Token classification tasks

In this tutorial, we will have a look at token classification, where each word can have a label. As a demonstration, we will teach a rudimentary model to identify all words which are persons or locations in a given text. In the literature, such a task is also referred to as named entity recognition (NER).

Markup language

For token classification, we face new demands for the representation of our data, which we solve by using a form of markup language. Let us look at an example: “Today <person>Mary Louise</person> flies to <location>Vienna</location>.” Here, “Mary Louise” is marked as a person and “Vienna” is marked as a location by placing them between a start tag <{label_name}> and an end tag </{label_name}>. For this to work properly, every “<” or “>” in the original text has to be escaped (i.e. replaced by “\>” and “\>”).

Be aware that nested labels are not allowed

Import model

[ ]:
from autonlu import Model

Initialize the model for token classification

We have to tell the model that we intend to do token classification. So we have to pass the argument task="token_classification" in the constructor of Model. (Remark: The standard value for task is "classification", which is used if it’s not set explicitly). This corresponds to all “tasks” shown in the previous tutorials (label, class, and classlabel tasks).

[7]:
model = Model(model_folder="albert-base-v2", task="token_classification")

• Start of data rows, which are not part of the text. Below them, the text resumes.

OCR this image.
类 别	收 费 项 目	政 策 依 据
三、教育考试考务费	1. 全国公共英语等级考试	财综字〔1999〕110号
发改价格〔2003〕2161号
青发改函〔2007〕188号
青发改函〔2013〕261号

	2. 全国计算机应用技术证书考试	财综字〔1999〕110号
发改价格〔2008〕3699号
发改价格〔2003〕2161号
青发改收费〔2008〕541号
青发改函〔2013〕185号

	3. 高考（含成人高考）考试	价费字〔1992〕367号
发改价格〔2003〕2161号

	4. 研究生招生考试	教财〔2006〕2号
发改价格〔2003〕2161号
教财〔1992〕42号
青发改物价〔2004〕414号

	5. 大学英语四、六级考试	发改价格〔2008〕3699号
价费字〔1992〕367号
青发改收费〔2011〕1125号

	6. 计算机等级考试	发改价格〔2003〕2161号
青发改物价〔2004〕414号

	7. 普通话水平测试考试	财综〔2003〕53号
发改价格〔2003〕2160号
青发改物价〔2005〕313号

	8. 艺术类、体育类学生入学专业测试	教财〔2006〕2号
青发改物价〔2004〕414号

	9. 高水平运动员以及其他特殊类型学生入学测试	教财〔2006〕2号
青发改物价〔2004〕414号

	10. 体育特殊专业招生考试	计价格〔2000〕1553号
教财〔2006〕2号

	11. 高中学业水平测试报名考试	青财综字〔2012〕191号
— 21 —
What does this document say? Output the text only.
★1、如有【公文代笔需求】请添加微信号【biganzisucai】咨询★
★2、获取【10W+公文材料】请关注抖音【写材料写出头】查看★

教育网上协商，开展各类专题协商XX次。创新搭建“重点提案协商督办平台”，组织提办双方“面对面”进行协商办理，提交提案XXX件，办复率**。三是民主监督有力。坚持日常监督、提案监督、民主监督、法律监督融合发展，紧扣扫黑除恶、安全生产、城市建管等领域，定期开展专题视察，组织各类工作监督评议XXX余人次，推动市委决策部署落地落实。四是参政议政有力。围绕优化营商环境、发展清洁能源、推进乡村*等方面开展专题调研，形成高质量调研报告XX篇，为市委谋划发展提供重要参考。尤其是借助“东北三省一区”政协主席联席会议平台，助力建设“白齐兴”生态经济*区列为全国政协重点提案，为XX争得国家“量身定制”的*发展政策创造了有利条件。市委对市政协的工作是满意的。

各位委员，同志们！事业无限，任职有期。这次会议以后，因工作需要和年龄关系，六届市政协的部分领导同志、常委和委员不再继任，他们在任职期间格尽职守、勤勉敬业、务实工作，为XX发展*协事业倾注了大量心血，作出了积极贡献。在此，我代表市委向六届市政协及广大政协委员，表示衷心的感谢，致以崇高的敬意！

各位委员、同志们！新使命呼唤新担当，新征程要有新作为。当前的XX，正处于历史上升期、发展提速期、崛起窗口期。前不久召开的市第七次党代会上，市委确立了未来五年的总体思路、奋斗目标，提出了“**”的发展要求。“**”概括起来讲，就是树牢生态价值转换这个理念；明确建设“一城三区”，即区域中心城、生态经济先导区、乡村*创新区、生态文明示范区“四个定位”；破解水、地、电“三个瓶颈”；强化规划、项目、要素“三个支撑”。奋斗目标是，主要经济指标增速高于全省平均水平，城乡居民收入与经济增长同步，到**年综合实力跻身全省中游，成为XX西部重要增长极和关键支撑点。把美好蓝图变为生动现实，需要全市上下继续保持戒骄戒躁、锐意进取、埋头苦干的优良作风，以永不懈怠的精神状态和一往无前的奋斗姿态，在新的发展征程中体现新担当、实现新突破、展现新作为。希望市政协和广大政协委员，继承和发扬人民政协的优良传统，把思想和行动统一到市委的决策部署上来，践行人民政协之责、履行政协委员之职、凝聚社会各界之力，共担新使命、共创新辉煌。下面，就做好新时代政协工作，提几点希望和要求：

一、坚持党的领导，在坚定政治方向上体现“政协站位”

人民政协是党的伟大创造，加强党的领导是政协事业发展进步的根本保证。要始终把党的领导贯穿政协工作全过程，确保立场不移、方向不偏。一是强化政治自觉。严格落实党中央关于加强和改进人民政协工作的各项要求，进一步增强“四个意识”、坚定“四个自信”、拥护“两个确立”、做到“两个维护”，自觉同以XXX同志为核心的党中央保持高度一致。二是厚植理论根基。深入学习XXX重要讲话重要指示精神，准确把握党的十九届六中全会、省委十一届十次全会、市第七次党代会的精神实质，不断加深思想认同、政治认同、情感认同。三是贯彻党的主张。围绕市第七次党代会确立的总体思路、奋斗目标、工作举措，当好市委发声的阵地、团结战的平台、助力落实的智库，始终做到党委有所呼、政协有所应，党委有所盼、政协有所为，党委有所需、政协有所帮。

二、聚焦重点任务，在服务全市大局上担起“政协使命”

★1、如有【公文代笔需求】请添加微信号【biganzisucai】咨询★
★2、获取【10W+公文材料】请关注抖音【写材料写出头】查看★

Prepare data and train the model

For this demonstration, we restrict ourselves to a very simple model, which we train with only 4 markup language sentences joined in a list. For our tiny training set, we reduce the value of nb_opti_steps to 30 to finish the training quickly.

[ ]:
Xtrain = ["Today <person>Mary Louise</person> flies to <location>Vienna</location>.",
          "<person>Anna</person> loves the volcanos in <location>Iceland</location>.",
          "<location>London</location> was visited by <person>Tom</person>.",
          "<person>John Doe</person> lives in <location>Germany</location>."]
model.train(X=Xtrain, do_evaluation=False, learning_rate=1e-3, nb_opti_steps=30)

Test the model

We test our simple model with a single sentence. For prediction, we can either use a plain text or a markup language text with label information (which are ignored for prediction). For evaluation, we need the correct label information and hence, samples in markup language are required.

[4]:
Xtest_predict = ["Yesterday, George Miller came back from Denver."]
Xtest_eval = ["Yesterday, <person>George Miller</person> came back from <location>Denver</location>."]

Prediction

[10]:
prediction = model.predict(Xtest_predict)
print(prediction[0])
Yesterday, <person>George Miller</person> came back from <location>Denver</location>.

Evaluation

[12]:
result_dict = model.evaluate(Xtest_eval)
print(result_dict)
{'accuracy': 1.0, 'f1_weighted': 1.0, 'precision_weighted': 1.0, 'recall_weighted': 1.0}

Final reminder

In our artificial data, the characters “<” and “>” did not appear. However, in real data, they might appear. As mentioned above, these two characters have to be replaced by “\<” and “\>”. In Python, a simple “\” is represented by “\”, so the correct replacement is “\>” and “\<”. Obviously, this replacement has to be done before we set the markup tags (the “<” and “>” in the markup tags must not be escaped).